Shari'a, an Arabic word for "the way," is the general term for the efforts by Muslims to interpret sacred Islamic texts and beliefs into guidelines for living an Islamic life.
The first panelist, Wajahat Ali, called Halloween an "apt and appropriate day" to discuss anti-Shari'a sentiment since it is a day "when we Americans spend millions of dollars to be scared by boogeymen and manufactured threats."
Ali, a lawyer and commentator, recently contributed to a report which details the rise of what he refers to as the "Islamophobia network." He feels this network has actively spread anti-Muslim lies, such as President Obama's alleged Islamic beliefs or the idea of "creeping Shari'a," the notion that American Muslims seek to institute Shari'a in American courts.
"This rhetoric is not cost-free," he said, citing the rise in anti-Muslim hate crimes.
Julie MacFarlane, a law professor at the University of Windsor in Canada, presented research proving that the idea of "creeping Sharia" is not only false but unrealistic. Through surveying North American Muslims, she found that for them, "Sharia is a matter of private conscience, not public enforcement."
"It is not uncommon to hear that there is a Shari'a for every Muslim," she said.

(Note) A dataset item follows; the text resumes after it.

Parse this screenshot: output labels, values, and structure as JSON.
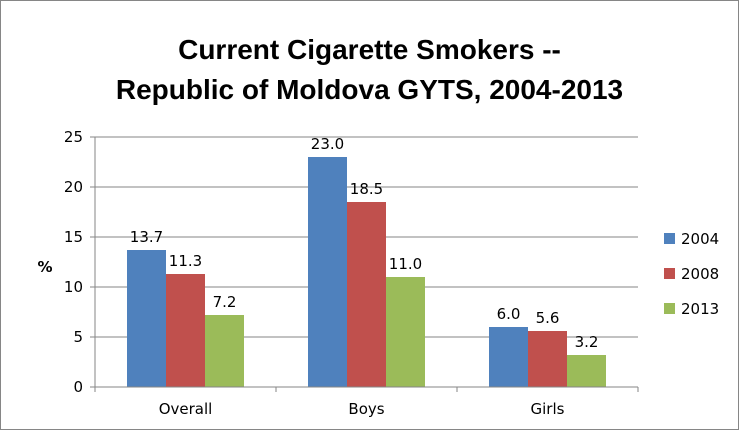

Despite these findings, about 30 states have proposed bills or amendments that claim to defend the American judicial system from Muslim imposition of Shari'a.
Islamic studies scholar Lee Ann Bambach, the third panelist, shared the story of state representative Gerald Gay of Wyoming, who defended a proposed constitutional amendment in his state as a "preemptive strike" against the Sharia threat to his government. Wyoming has a Muslim population of 263 individuals.
Bambach said that she believes these laws are aimed at attacking Muslims, since the Constitution's Establishment clause would prevent courts from officially recognizing Shari'a regardless.
Although all three presenters had their doubts about Islamophobia ending in the short term, Ali looked to history for a good omen.
"These fearmongers always become the villains of our children's history books. Let's hope that happens in this case," he said.
The panel was the first in a series sponsored by the Center for the Study of Gender and Sexuality.